Gstadt am Chiemsee, 07. Dezember 2018 – Seit der offiziellen Eröffnung des Irmengard-Hofs im Jahr 2015 kommen kontinuierlich immer mehr Gäste in das Erholungshaus der Björn Schulz Stiftung für Familien mit schwer kranken Kindern.

Gstadt am Chiemsee, 07. Dezember 2018 – Seit der offiziellen Eröffnung des Irmengard-Hofs im Jahr 2015 kommen kontinuierlich immer mehr Gäste in das Erholungshaus der Björn Schulz Stiftung für Familien mit schwer kranken Kindern. Bei einem Treffen mit Mitgliedern des Gemeinderats von Gstadt informierte die Stiftung unlängst über die Entwicklung im Jahr 2018. Insgesamt kamen 1.612 Gäste, das waren 14 Prozent mehr als im Vorjahr. Die Zahl der Übernachtungen stieg um 15 Prozent auf 6.366. „Wir sind sehr froh, dass unser Angebot an die Familien immer bekannter wird und immer mehr betroffene Familien davon Gebrauch machen“, freute sich Stiftungsvorstand Bärbel Mangels-Keil bei der Präsentation. Summa summarum haben 2018 über 200 Familien mit 630 Kindern ihren Aufenthalt am Irmengard-Hof entweder individuell oder in einer betreuten Gruppe gebucht. Zudem fanden jenseits der Ferienzeiten mehrfach Schullandheimfreizeiten von Förderschulen statt. „Wir sehen mit Freude, dass sich der Irmengard-Hof zu einem Vorzeigeprojekt unserer Gemeinde entwickelt und unterstützen ihn deshalb gerne“, fasste Bürgermeister Bernhard Hainz zusammen. Die Björn Schulz Stiftung begleitet seit mehr als zwei Jahrzehnten lebensverkürzend erkrankte Kinder und ihre Familien mit stationären und ambulanten Angeboten an verschiedenen Standorten in Deutschland. Da die Sozialkassen die Kosten für die Aufenthalte am Irmengard-Hof nicht erstatten, werden die Preise durch die Björn Stiftung subventioniert. Die Stiftungsarbeit ist daher dringend auf Spenden angewiesen.
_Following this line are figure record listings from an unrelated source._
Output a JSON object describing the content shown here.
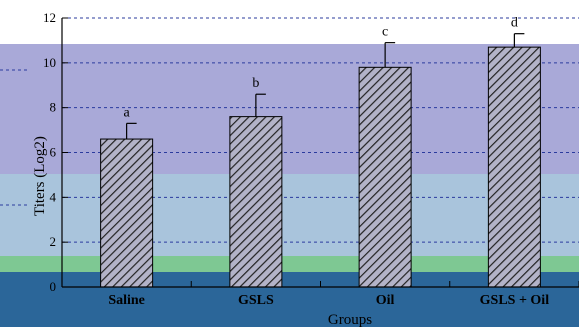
{
  "chart_data": {
    "type": "bar",
    "categories": [
      "Saline",
      "GSLS",
      "Oil",
      "GSLS + Oil"
    ],
    "values": [
      6.6,
      7.6,
      9.8,
      10.7
    ],
    "error": [
      0.7,
      1.0,
      1.1,
      0.6
    ],
    "significance": [
      "a",
      "b",
      "c",
      "d"
    ],
    "xlabel": "Groups",
    "ylabel": "Titers (Log2)",
    "ylim": [
      0,
      12
    ],
    "yticks": [
      0,
      2,
      4,
      6,
      8,
      10,
      12
    ],
    "grid": true,
    "colors": {
      "bar_fill": "#b3b3c8",
      "hatch": "#222222",
      "band_upper": "#a9a9d8",
      "band_middle": "#a9c4dc",
      "band_green": "#7ec893",
      "band_dark": "#2b6699",
      "gridline": "#2b3b9e"
    }
  }
}
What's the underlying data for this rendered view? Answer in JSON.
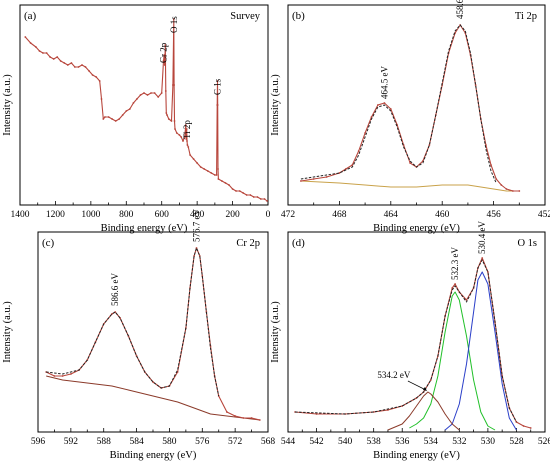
{
  "colors": {
    "data": "#b8463c",
    "envelope": "#222222",
    "background_fit": "#c9a24a",
    "background_brown": "#8b3a2a",
    "peak_blue": "#2b3fc9",
    "peak_green": "#22c02a",
    "peak_purple": "#7a2a9a",
    "peak_brown": "#8b3a2a"
  },
  "chart_data": [
    {
      "type": "line",
      "panel_label": "(a)",
      "title": "Survey",
      "xlabel": "Binding energy (eV)",
      "ylabel": "Intensity (a.u.)",
      "xlim": [
        1400,
        0
      ],
      "xticks": [
        "1400",
        "1200",
        "1000",
        "800",
        "600",
        "400",
        "200",
        "0"
      ],
      "y_ticks_labeled": false,
      "series": [
        {
          "role": "spectrum",
          "color": "#b8463c",
          "x": [
            1370,
            1340,
            1310,
            1290,
            1270,
            1250,
            1230,
            1210,
            1190,
            1170,
            1150,
            1130,
            1110,
            1090,
            1070,
            1050,
            1030,
            1010,
            990,
            970,
            950,
            940,
            930,
            920,
            900,
            880,
            860,
            840,
            820,
            800,
            780,
            760,
            740,
            720,
            700,
            680,
            660,
            640,
            620,
            600,
            590,
            586,
            583,
            580,
            577,
            574,
            570,
            560,
            545,
            537,
            532,
            530,
            528,
            525,
            515,
            500,
            490,
            480,
            470,
            464,
            462,
            459,
            457,
            455,
            450,
            440,
            420,
            400,
            380,
            360,
            340,
            320,
            300,
            290,
            287,
            285,
            284,
            282,
            280,
            260,
            240,
            220,
            200,
            180,
            160,
            140,
            120,
            100,
            80,
            60,
            40,
            20,
            5
          ],
          "y": [
            0.84,
            0.81,
            0.79,
            0.77,
            0.76,
            0.76,
            0.74,
            0.73,
            0.74,
            0.72,
            0.71,
            0.7,
            0.71,
            0.69,
            0.69,
            0.7,
            0.69,
            0.67,
            0.65,
            0.64,
            0.62,
            0.53,
            0.43,
            0.44,
            0.44,
            0.43,
            0.42,
            0.43,
            0.45,
            0.47,
            0.48,
            0.51,
            0.53,
            0.55,
            0.56,
            0.55,
            0.56,
            0.56,
            0.54,
            0.56,
            0.72,
            0.75,
            0.7,
            0.8,
            0.57,
            0.46,
            0.45,
            0.43,
            0.42,
            0.6,
            0.93,
            0.6,
            0.42,
            0.38,
            0.36,
            0.35,
            0.34,
            0.32,
            0.34,
            0.4,
            0.33,
            0.38,
            0.32,
            0.3,
            0.29,
            0.25,
            0.23,
            0.21,
            0.19,
            0.18,
            0.17,
            0.16,
            0.15,
            0.15,
            0.5,
            0.62,
            0.5,
            0.18,
            0.13,
            0.12,
            0.11,
            0.1,
            0.08,
            0.07,
            0.07,
            0.06,
            0.05,
            0.05,
            0.04,
            0.04,
            0.03,
            0.03,
            0.02
          ]
        }
      ],
      "annotations": [
        {
          "text": "Cr 2p",
          "x": 590,
          "y": 0.82
        },
        {
          "text": "O 1s",
          "x": 530,
          "y": 0.97
        },
        {
          "text": "Ti 2p",
          "x": 458,
          "y": 0.44
        },
        {
          "text": "C 1s",
          "x": 285,
          "y": 0.66
        }
      ]
    },
    {
      "type": "line",
      "panel_label": "(b)",
      "title": "Ti 2p",
      "xlabel": "Binding energy (eV)",
      "ylabel": "Intensity (a.u.)",
      "xlim": [
        472,
        452
      ],
      "xticks": [
        "472",
        "468",
        "464",
        "460",
        "456",
        "452"
      ],
      "y_ticks_labeled": false,
      "series": [
        {
          "role": "spectrum",
          "color": "#b8463c",
          "x": [
            471,
            470,
            469,
            468,
            467.5,
            467,
            466.5,
            466,
            465.5,
            465,
            464.5,
            464,
            463.5,
            463,
            462.5,
            462,
            461.5,
            461,
            460.5,
            460,
            459.5,
            459,
            458.6,
            458.2,
            457.8,
            457.4,
            457,
            456.6,
            456.2,
            455.8,
            455.4,
            455,
            454.5,
            454
          ],
          "y": [
            0.12,
            0.13,
            0.14,
            0.16,
            0.18,
            0.2,
            0.27,
            0.36,
            0.44,
            0.5,
            0.51,
            0.48,
            0.4,
            0.3,
            0.21,
            0.19,
            0.22,
            0.3,
            0.45,
            0.6,
            0.76,
            0.86,
            0.9,
            0.86,
            0.75,
            0.6,
            0.43,
            0.3,
            0.2,
            0.13,
            0.1,
            0.08,
            0.07,
            0.07
          ]
        },
        {
          "role": "fit-envelope",
          "color": "#222222",
          "dashed": true,
          "x": [
            471,
            470,
            469,
            468,
            467,
            466.5,
            466,
            465.5,
            465,
            464.5,
            464,
            463.5,
            463,
            462.5,
            462,
            461.5,
            461,
            460.5,
            460,
            459.5,
            459,
            458.6,
            458.2,
            457.8,
            457.4,
            457,
            456.6,
            456.2,
            455.8
          ],
          "y": [
            0.13,
            0.14,
            0.15,
            0.16,
            0.19,
            0.25,
            0.34,
            0.43,
            0.49,
            0.5,
            0.47,
            0.39,
            0.29,
            0.22,
            0.19,
            0.21,
            0.3,
            0.45,
            0.61,
            0.77,
            0.87,
            0.9,
            0.87,
            0.76,
            0.6,
            0.43,
            0.28,
            0.17,
            0.11
          ]
        },
        {
          "role": "background",
          "color": "#c9a24a",
          "x": [
            471,
            468,
            466,
            464,
            462,
            460,
            458,
            457,
            456,
            455,
            454
          ],
          "y": [
            0.12,
            0.11,
            0.1,
            0.09,
            0.09,
            0.1,
            0.1,
            0.09,
            0.08,
            0.07,
            0.07
          ]
        }
      ],
      "peak_labels": [
        {
          "text": "464.5 eV",
          "x": 464.5,
          "y": 0.53
        },
        {
          "text": "458.6 eV",
          "x": 458.6,
          "y": 0.93
        }
      ]
    },
    {
      "type": "line",
      "panel_label": "(c)",
      "title": "Cr 2p",
      "xlabel": "Binding energy (eV)",
      "ylabel": "Intensity (a.u.)",
      "xlim": [
        596,
        568
      ],
      "xticks": [
        "596",
        "592",
        "588",
        "584",
        "580",
        "576",
        "572",
        "568"
      ],
      "y_ticks_labeled": false,
      "series": [
        {
          "role": "spectrum",
          "color": "#b8463c",
          "x": [
            595,
            594,
            593,
            592,
            591,
            590,
            589,
            588,
            587,
            586.6,
            586,
            585,
            584,
            583,
            582,
            581,
            580,
            579,
            578,
            577.5,
            577,
            576.7,
            576.3,
            576,
            575.5,
            575,
            574.5,
            574,
            573,
            572,
            571,
            570,
            569
          ],
          "y": [
            0.3,
            0.28,
            0.28,
            0.29,
            0.31,
            0.36,
            0.45,
            0.54,
            0.59,
            0.6,
            0.57,
            0.48,
            0.38,
            0.3,
            0.25,
            0.22,
            0.23,
            0.3,
            0.52,
            0.72,
            0.88,
            0.92,
            0.88,
            0.78,
            0.6,
            0.43,
            0.28,
            0.18,
            0.1,
            0.08,
            0.07,
            0.07,
            0.06
          ]
        },
        {
          "role": "fit-envelope",
          "color": "#222222",
          "dashed": true,
          "x": [
            595,
            593,
            591,
            590,
            589,
            588,
            587,
            586.6,
            586,
            585,
            584,
            583,
            582,
            581,
            580,
            579,
            578,
            577.5,
            577,
            576.7,
            576.3,
            576,
            575.5,
            575,
            574.5,
            574
          ],
          "y": [
            0.3,
            0.29,
            0.31,
            0.36,
            0.45,
            0.54,
            0.59,
            0.6,
            0.57,
            0.48,
            0.38,
            0.3,
            0.25,
            0.22,
            0.23,
            0.31,
            0.52,
            0.72,
            0.88,
            0.92,
            0.88,
            0.78,
            0.6,
            0.42,
            0.28,
            0.18
          ]
        },
        {
          "role": "background",
          "color": "#8b3a2a",
          "x": [
            595,
            593,
            591,
            589,
            587,
            585,
            583,
            581,
            579,
            577,
            575,
            573,
            571,
            569
          ],
          "y": [
            0.28,
            0.26,
            0.25,
            0.24,
            0.23,
            0.21,
            0.19,
            0.17,
            0.15,
            0.12,
            0.09,
            0.08,
            0.07,
            0.06
          ]
        }
      ],
      "peak_labels": [
        {
          "text": "586.6 eV",
          "x": 586.6,
          "y": 0.63
        },
        {
          "text": "576.7 eV",
          "x": 576.7,
          "y": 0.95
        }
      ]
    },
    {
      "type": "line",
      "panel_label": "(d)",
      "title": "O 1s",
      "xlabel": "Binding energy (eV)",
      "ylabel": "Intensity (a.u.)",
      "xlim": [
        544,
        526
      ],
      "xticks": [
        "544",
        "542",
        "540",
        "538",
        "536",
        "534",
        "532",
        "530",
        "528",
        "526"
      ],
      "y_ticks_labeled": false,
      "series": [
        {
          "role": "spectrum",
          "color": "#b8463c",
          "x": [
            543.5,
            542,
            540,
            538,
            537,
            536,
            535,
            534.5,
            534,
            533.5,
            533,
            532.5,
            532.3,
            532,
            531.5,
            531,
            530.7,
            530.4,
            530,
            529.5,
            529,
            528.5,
            528,
            527.5,
            527
          ],
          "y": [
            0.1,
            0.09,
            0.09,
            0.1,
            0.11,
            0.13,
            0.17,
            0.2,
            0.26,
            0.38,
            0.58,
            0.72,
            0.74,
            0.7,
            0.66,
            0.72,
            0.82,
            0.87,
            0.8,
            0.55,
            0.28,
            0.12,
            0.05,
            0.03,
            0.02
          ]
        },
        {
          "role": "fit-envelope",
          "color": "#222222",
          "dashed": true,
          "x": [
            543.5,
            540,
            538,
            536,
            535,
            534.5,
            534,
            533.5,
            533,
            532.5,
            532.3,
            532,
            531.5,
            531,
            530.7,
            530.4,
            530,
            529.5,
            529,
            528.5,
            528
          ],
          "y": [
            0.1,
            0.09,
            0.1,
            0.13,
            0.17,
            0.2,
            0.26,
            0.38,
            0.58,
            0.71,
            0.73,
            0.7,
            0.65,
            0.72,
            0.82,
            0.86,
            0.8,
            0.55,
            0.28,
            0.12,
            0.05
          ]
        },
        {
          "role": "peak",
          "color": "#22c02a",
          "x": [
            535.5,
            535,
            534.5,
            534,
            533.5,
            533,
            532.5,
            532.3,
            532,
            531.5,
            531,
            530.5,
            530,
            529.5
          ],
          "y": [
            0.02,
            0.04,
            0.07,
            0.14,
            0.28,
            0.5,
            0.68,
            0.7,
            0.66,
            0.48,
            0.26,
            0.1,
            0.03,
            0.01
          ]
        },
        {
          "role": "peak",
          "color": "#2b3fc9",
          "x": [
            533,
            532.5,
            532,
            531.5,
            531,
            530.7,
            530.4,
            530,
            529.5,
            529,
            528.5,
            528
          ],
          "y": [
            0.01,
            0.04,
            0.14,
            0.34,
            0.6,
            0.76,
            0.8,
            0.74,
            0.5,
            0.24,
            0.07,
            0.01
          ]
        },
        {
          "role": "peak",
          "color": "#8b3a2a",
          "x": [
            537,
            536,
            535.5,
            535,
            534.5,
            534.2,
            534,
            533.5,
            533,
            532.5,
            532
          ],
          "y": [
            0.01,
            0.04,
            0.08,
            0.13,
            0.18,
            0.2,
            0.19,
            0.15,
            0.09,
            0.04,
            0.01
          ]
        }
      ],
      "peak_labels": [
        {
          "text": "534.2 eV",
          "x": 534.2,
          "y": 0.2
        },
        {
          "text": "532.3 eV",
          "x": 532.3,
          "y": 0.76
        },
        {
          "text": "530.4 eV",
          "x": 530.4,
          "y": 0.89
        }
      ]
    }
  ]
}
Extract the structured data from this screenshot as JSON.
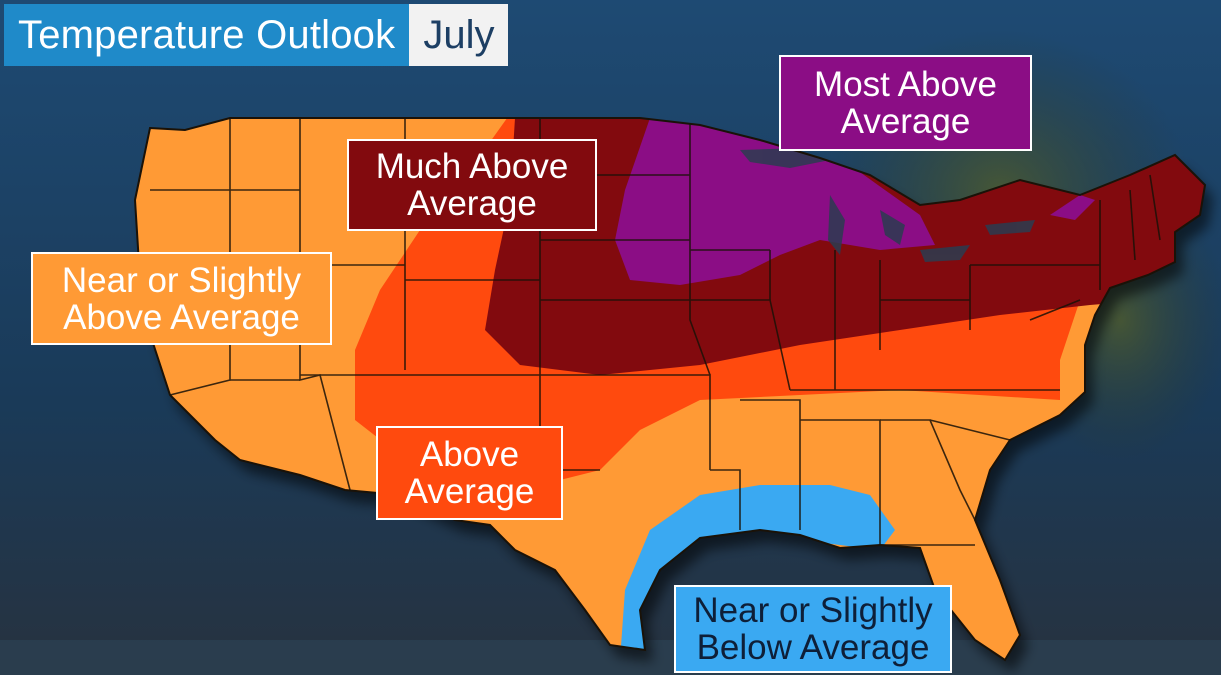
{
  "title": {
    "main": "Temperature Outlook",
    "month": "July"
  },
  "regions": {
    "most_above": {
      "line1": "Most Above",
      "line2": "Average",
      "color": "#8b0d85"
    },
    "much_above": {
      "line1": "Much Above",
      "line2": "Average",
      "color": "#820a0e"
    },
    "near_above": {
      "line1": "Near or Slightly",
      "line2": "Above Average",
      "color": "#ff9a35"
    },
    "above": {
      "line1": "Above",
      "line2": "Average",
      "color": "#ff4a0e"
    },
    "near_below": {
      "line1": "Near or Slightly",
      "line2": "Below Average",
      "color": "#3aa9f2"
    }
  }
}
Freizeiten für Geschwister schwer kranker Kinder
Die Mitglieder des Gemeinderats waren von der Vielfalt des Stiftungsangebots am Irmengard-Hof beeindruckt. So organisierte die Björn Schulz Stiftung in 2018 dort fünf Freizeiten von verschiedener Dauer speziell für Geschwisterkinder. Sie wurden von 55 Kindern besucht, die einen Bruder oder eine Schwester mit einer schweren Krankheit oder Behinderung in ihrer Familie haben. Seit 2017 findet zudem mit Unterstützung der Sparkassenstiftung Zukunft für den Landkreis Rosenheim ein Samstagstreff im Chiemgau statt. Daran nehmen inzwischen rund ein Dutzend Geschwisterkinder teil. Weiterhin führt das Sozialpädagogische Fachteam auch Erholungstage für betroffene Mütter sowie vielfältige Freizeitaktivitäten durch, zu denen auch Esel-Spaziergänge oder längere Ausflüge in die Berge gehören.

Der Buchungsstand für das kommenden Jahr ist bereits jetzt auf dem Niveau von 2018. Alle Termine 2019 sowie die Übernachtungspreise sind im Internet unter www.irmengard-hof.de zu finden. Als nächstes steht im Frühjahr der Bau eines barrierefreien Spielplatzes an, für den noch Spendengelder benötigt werden.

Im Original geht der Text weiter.